Capital: Critique of Political Economy (German: Das Kapital, Kritik der politischen Ökonomie, pronounced [das kapiˈtaːl]; 1867–1883) by Karl Marx is a foundational theoretical text in communist philosophy, economics and politics. Marx aimed to reveal the economic patterns underpinning the capitalist mode of production, in contrast to classical political economists such as Adam Smith, Jean-Baptiste Say, David Ricardo and John Stuart Mill.

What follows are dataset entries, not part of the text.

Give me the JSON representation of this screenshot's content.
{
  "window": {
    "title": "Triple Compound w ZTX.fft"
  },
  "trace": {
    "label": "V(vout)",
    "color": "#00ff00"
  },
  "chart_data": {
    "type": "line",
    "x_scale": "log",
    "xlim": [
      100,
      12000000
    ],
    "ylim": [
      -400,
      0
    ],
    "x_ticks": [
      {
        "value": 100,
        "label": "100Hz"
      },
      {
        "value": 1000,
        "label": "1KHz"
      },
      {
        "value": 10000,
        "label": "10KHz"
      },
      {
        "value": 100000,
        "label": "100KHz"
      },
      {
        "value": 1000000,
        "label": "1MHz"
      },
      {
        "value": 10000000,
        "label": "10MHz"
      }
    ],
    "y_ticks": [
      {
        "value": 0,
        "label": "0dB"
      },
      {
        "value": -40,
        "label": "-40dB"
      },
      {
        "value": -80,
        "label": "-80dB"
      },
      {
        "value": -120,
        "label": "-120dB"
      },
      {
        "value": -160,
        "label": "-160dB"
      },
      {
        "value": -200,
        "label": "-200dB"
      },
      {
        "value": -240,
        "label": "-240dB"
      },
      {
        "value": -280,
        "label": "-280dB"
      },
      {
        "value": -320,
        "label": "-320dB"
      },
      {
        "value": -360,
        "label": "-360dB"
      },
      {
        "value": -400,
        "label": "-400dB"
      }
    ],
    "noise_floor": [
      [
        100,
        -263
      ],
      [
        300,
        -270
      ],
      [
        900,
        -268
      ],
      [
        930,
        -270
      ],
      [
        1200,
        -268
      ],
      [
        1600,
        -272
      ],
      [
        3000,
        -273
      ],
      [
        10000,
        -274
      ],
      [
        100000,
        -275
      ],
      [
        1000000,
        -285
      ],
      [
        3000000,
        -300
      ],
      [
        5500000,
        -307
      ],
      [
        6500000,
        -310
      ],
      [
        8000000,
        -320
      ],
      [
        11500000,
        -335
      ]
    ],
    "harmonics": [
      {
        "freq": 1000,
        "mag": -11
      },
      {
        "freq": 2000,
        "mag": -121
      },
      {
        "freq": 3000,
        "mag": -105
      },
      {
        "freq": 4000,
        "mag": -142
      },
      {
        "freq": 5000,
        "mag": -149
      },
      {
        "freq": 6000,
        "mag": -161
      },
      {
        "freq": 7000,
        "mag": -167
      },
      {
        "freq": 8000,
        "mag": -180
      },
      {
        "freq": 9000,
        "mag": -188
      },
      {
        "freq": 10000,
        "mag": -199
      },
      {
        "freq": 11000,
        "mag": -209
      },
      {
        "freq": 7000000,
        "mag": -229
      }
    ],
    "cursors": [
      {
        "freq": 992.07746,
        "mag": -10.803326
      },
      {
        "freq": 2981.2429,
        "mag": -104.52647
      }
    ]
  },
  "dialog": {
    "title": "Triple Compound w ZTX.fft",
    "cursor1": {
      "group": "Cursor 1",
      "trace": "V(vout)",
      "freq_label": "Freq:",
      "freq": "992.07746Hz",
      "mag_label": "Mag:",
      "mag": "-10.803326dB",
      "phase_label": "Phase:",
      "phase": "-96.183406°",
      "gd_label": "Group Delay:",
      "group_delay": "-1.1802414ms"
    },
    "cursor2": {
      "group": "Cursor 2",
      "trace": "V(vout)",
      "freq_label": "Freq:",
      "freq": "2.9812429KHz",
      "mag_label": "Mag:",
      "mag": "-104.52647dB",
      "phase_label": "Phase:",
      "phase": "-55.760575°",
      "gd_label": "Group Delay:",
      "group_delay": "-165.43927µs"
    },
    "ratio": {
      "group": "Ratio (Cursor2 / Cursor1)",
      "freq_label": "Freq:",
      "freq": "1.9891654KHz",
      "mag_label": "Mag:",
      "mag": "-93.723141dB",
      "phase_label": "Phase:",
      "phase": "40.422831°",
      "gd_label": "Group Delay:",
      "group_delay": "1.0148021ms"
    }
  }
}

In Capital: Critique of Political Economy (1867), Marx proposes that the motivating force of capitalism is in the exploitation of labour, whose unpaid work is the ultimate source of surplus value. The owner of the means of production is able to claim the right to this surplus value because he or she is legally protected by the ruling regime, through property rights (the historical section shows how these rights were acquired in the first place chiefly through plunder and conquest and the activity of the merchant and "middle-man"). In producing capital (produced goods), the workers continually reproduce the economic conditions by which they labour. Capital proposes an explanation of the "laws of motion" of the capitalist economic system, from its origins throughout its future, by describing the dynamics of the accumulation of capital, the growth of wage labour, the transformation of the workplace, the concentration of capital, commercial competition, the banking system, the decline of the profit rate, land-rents, et cetera.